Good Evening All,
I set out to do what I thought was a simple task. I want to create a seed that can be run multiple times and will only insert new values if they aren't found in the db already. Using flask-sqlalchemy.
My thought process since there are several of the models that require several steps in order to build out the correct models and relationships was to build a multi-step process comprised of dictionaries to hold instance declarations that I would need to reference in relationship attribute of other models and then build a commit_objects() function that would take one list or dictionary at a time, add the items to a session, commit them and then proceed to the next dictionary or list. Here is a sample of what I was trying to do:
def initial_seed():
# Step 1 - Objects with no dependencies
ref_objects = {}
ref_objects["tmro_cat_t"] = AssessmentCategory(name="Technology", abbreviation="T")
ref_objects["rl1"] = AssessmentScore(score=1)
ref_objects["rl_type_trl"] = AssessmentType(name="TRL", sort_order=2)
commit_objects(ref_objects, "Importing Reference Objects - Step 1", True)
#Step 2 - objects with dependencies from step 1
non_ref_objects_2 = [
AssessmentOption(assessment_score=ref_objects["rl1"], assessment_type=ref_objects["rl_type_trl"], name="Basic principles"),
ActivityType(name="Program", abbreviation="PGM"),
]
commit_objects(non_ref_objects_2, "Importing Non-Reference Objects - Step 2", True)
This would go on for 4ish more steps to get all of the dependent relationships and instances defined so that I could build out the models for an initial seed and then add to the lists or dictionaries as needed to introduce more data as required.
This seemed like a simple job. Pass the list or dictionary to a function, determine if the object already exists in the database, skip it if there is an exact match on all the attributes and add it if there isn't. Well one thin led to another and I still can't get this to 1) add new objects and commit to the session and 2) traverse the list multiple times and identify if an object is already in the database, and if there is to skip it.
Where I got with my code is below but I'm no longer entirely sure it's even close to the right direction:
def is_collection(attr):
return hasattr(attr.property, "direction") and attr.property.direction.name in ("ONETOMANY", "MANYTOMANY")
def record_exists(obj):
# Get all columns for the object's table
columns = [prop.key for prop in class_mapper(type(obj)).iterate_properties
if isinstance(prop, sqlalchemy.orm.ColumnProperty)]
# Create a filter for each column
filters = {column: getattr(obj, column) for column in columns}
# Check if a record with the same values already exists
existing_obj = db.session.query(type(obj)).filter_by(**filters).first()
return existing_obj is not None
def commit_objects(objects_list, commit_message, debug=False):
if isinstance(objects_list, dict):
objects_list = objects_list.values()
for obj in objects_list:
if record_exists(obj):
print("A record with the same values already exists.

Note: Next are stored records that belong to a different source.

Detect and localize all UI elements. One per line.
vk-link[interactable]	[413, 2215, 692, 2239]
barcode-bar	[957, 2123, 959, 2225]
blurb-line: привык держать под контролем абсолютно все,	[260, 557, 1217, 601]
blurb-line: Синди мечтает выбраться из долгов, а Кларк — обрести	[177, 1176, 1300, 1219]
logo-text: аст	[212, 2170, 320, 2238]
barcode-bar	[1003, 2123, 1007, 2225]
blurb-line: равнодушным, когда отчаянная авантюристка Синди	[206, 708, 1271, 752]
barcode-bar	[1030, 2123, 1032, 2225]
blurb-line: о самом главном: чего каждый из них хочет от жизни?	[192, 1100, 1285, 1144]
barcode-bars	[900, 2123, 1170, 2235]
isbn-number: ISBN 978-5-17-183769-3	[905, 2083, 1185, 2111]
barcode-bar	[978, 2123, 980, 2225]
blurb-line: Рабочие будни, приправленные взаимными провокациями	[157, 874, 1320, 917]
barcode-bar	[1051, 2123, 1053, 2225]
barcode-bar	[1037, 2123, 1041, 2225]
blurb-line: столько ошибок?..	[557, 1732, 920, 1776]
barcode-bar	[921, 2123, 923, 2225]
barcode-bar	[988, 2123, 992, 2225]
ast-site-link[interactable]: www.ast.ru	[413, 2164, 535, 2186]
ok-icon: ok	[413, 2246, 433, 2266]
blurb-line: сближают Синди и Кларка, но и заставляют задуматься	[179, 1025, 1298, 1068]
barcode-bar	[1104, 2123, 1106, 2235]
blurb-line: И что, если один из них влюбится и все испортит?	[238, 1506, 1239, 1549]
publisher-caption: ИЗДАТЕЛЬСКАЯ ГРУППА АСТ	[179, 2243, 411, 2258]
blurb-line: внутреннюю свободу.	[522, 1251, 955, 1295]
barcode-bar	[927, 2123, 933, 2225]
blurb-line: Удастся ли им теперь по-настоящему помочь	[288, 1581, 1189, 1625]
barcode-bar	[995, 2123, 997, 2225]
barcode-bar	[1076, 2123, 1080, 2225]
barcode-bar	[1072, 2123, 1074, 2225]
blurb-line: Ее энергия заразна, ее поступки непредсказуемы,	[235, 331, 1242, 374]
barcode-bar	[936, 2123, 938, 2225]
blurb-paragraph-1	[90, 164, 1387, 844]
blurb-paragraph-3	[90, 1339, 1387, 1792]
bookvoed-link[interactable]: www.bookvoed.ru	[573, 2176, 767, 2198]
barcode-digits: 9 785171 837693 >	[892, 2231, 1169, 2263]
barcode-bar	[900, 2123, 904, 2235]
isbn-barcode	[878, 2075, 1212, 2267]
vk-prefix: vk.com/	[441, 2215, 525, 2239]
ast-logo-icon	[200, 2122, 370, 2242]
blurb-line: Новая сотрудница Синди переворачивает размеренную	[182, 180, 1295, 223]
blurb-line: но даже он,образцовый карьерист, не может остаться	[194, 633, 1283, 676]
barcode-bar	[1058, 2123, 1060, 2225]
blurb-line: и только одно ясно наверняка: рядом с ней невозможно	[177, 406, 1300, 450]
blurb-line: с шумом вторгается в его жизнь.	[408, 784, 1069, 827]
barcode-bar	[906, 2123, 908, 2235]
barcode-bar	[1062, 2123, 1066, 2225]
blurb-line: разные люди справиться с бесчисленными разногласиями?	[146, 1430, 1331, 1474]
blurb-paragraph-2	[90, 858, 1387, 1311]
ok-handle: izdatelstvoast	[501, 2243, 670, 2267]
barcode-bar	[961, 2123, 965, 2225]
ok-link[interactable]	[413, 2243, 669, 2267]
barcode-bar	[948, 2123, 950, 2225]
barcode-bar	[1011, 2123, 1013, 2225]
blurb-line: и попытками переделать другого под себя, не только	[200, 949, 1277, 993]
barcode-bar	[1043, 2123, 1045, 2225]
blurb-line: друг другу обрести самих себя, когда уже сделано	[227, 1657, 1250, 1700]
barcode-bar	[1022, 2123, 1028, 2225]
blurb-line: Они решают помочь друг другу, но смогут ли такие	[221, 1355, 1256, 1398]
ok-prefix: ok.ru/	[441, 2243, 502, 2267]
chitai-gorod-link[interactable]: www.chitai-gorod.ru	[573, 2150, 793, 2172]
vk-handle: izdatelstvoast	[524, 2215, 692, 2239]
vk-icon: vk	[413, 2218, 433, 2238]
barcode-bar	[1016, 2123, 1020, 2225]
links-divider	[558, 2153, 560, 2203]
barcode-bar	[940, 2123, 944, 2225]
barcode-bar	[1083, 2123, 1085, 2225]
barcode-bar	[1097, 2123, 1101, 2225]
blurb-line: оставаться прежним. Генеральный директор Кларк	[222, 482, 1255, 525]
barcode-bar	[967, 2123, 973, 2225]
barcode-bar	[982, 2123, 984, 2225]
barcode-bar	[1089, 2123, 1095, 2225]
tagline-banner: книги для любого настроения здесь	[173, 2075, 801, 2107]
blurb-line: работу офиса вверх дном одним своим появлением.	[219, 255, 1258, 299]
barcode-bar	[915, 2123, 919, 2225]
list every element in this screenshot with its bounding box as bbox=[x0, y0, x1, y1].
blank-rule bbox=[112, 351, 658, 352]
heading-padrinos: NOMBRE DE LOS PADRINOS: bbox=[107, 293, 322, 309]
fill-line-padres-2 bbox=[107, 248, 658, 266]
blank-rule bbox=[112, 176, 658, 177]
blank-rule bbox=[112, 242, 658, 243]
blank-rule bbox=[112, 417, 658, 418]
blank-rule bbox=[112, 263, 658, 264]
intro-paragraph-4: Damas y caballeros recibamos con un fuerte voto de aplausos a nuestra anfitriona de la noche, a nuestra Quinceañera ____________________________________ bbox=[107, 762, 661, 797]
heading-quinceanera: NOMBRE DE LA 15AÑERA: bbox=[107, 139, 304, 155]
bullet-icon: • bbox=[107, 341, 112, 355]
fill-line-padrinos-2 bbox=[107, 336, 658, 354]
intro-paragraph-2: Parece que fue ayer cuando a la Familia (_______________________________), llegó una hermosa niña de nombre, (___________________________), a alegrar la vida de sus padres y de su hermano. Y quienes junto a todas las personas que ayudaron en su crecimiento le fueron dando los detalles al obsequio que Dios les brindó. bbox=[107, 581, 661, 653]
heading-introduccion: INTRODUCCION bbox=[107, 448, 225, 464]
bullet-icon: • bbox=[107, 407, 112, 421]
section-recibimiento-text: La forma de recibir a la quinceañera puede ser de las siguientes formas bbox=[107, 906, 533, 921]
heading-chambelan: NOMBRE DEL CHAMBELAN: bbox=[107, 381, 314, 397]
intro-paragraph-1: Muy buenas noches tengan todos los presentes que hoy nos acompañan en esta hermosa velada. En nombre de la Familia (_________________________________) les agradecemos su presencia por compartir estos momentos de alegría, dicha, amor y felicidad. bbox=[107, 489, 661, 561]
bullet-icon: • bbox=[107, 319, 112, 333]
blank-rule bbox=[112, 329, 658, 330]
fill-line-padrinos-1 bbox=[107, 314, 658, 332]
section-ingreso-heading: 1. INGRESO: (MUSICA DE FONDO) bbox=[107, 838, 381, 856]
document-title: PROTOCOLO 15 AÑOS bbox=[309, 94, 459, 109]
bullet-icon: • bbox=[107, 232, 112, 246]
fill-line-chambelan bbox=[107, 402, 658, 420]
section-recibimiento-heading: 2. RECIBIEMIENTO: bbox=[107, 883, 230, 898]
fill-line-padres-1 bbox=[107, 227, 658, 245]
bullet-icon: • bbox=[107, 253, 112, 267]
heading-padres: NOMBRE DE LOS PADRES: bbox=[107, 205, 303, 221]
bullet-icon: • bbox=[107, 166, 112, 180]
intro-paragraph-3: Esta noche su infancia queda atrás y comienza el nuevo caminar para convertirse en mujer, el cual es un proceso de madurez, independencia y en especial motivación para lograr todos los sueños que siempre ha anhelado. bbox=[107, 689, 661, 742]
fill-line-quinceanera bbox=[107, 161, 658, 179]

Skipping insertion.")
continue
try:
# Save a copy of the object's attributes before making it transient
inspector = inspect(type(obj)) # inspect the class, not the instance
obj_attributes = {attr.key: getattr(obj, attr.key) for attr in inspector.attrs if not attr.key.startswith('_')}
make_transient(obj)
# Reassign the object's attributes after making it transient
for key, value in obj_attributes.items():
setattr(obj, key, value)
existing_obj = None
if obj_attributes:
query = db.session.query(type(obj))
for key, value in obj_attributes.items():
attr = getattr(type(obj), key)
if key in [column.key for column in inspector.columns]:
query = query.filter(attr == value)
elif key in [relation.key for relation in inspector.relationships]:
if is_collection(attr):
related_obj = value
if related_obj is not None and isinstance(related_obj, list) and len(related_obj) > 0: # check if object is a list before calling len()
primary_key = inspector.primary_key[0].key
query = query.filter(attr.any(**{primary_key: getattr(related_obj[0], primary_key)}))
else:
related_obj = value
primary_key = inspector.primary_key[0].key
query = query.filter(attr == value)
else:
print(f"Attribute '{key}' not found for {type(obj)}")
continue
existing_obj = query.first()
if existing_obj:
for key, value in obj_attributes.items():
setattr(existing_obj, key, value)
if debug:
print(f"Updated {type(obj).__name__} {getattr(existing_obj, inspector.primary_key[0].key)}")
else:
db.session.add(obj)
if debug:
print(f"Added {type(obj).__name__} {getattr(obj, inspector.primary_key[0].key)}")
except Exception as e:
print(f"Failed to commit {type(obj).__name__}: {str(e)}")
db.session.rollback()
continue
try:
db.session.commit()
print(commit_message)
except Exception as e:
print(f"Failed to commit transaction: {str(e)}")
db.session.rollback()
Can someone show me the light at the end of the tunnel?